I sindacati veri, dal canto loro, incidono pochissimo. CGIL, CISL e UIL presidiano a tutte le ore i tg nazionali. Non difendono i più deboli, fanno sempre maggiormente gli interessi di lavoratori super tutelati e dei moltissimi pensionati. La loro controparte, gli industriali, rappresentano un capitalismo asfittico e poco reattivo. I presidenti di Confindustria sono entrati a tutti gli effetti fuori e dentro le quinte del teatro tragicomico della politica italiana. In tutto questo la Chiesa o fa scena muta o parla troppo. Divisa al suo interno dovrebbe rappresentare la coscienza spirituale di quello che siamo e siamo stati, ma sempre più spesso moralizza una società che si muove ad anni luce dagli insegnamenti che la stessa chiesa predica. 

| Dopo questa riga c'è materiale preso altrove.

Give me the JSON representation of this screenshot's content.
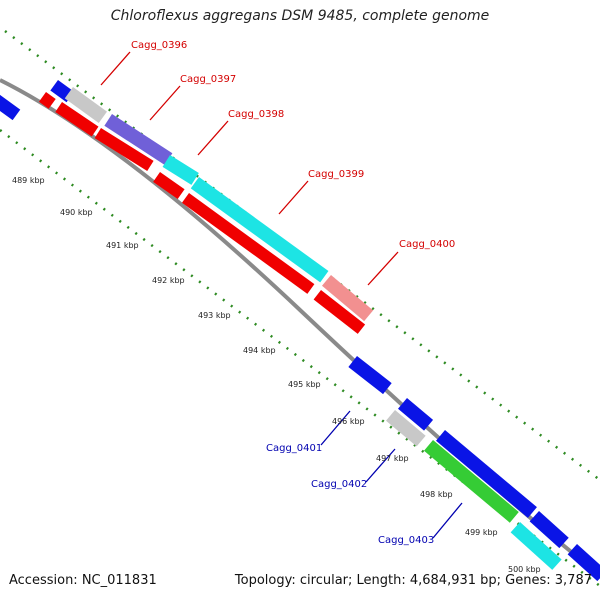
{
  "title": "Chloroflexus aggregans DSM 9485, complete genome",
  "footer": {
    "accession": "Accession: NC_011831",
    "summary": "Topology: circular; Length: 4,684,931 bp; Genes: 3,787"
  },
  "kbp_ticks": [
    "489 kbp",
    "490 kbp",
    "491 kbp",
    "492 kbp",
    "493 kbp",
    "494 kbp",
    "495 kbp",
    "496 kbp",
    "497 kbp",
    "498 kbp",
    "499 kbp",
    "500 kbp"
  ],
  "gene_labels_forward": [
    "Cagg_0396",
    "Cagg_0397",
    "Cagg_0398",
    "Cagg_0399",
    "Cagg_0400"
  ],
  "gene_labels_reverse": [
    "Cagg_0401",
    "Cagg_0402",
    "Cagg_0403"
  ],
  "colors": {
    "forward_label": "#d40000",
    "reverse_label": "#0000b0",
    "backbone": "#8a8a8a",
    "tick": "#2e8b22",
    "blue": "#0a14e6",
    "red": "#f00000",
    "cyan": "#1de4e4",
    "green": "#35cc35",
    "gray": "#c8c8c8",
    "purple": "#7060d8",
    "pink": "#f29090"
  }
}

Come fanno quindi la politica che non fa più politica, la chiesa che non fa più la chiesa, ma soprattutto la Rai che non fa più servizio pubblico a dire a Celentano di non fare Celentano? Ad un’analisi più attenta il Molleggiato che ha smesso di fare musica sembra l’unico che fa il suo mestiere, mentre tutti gli altri appaiono irrimediabilmente fuori posto.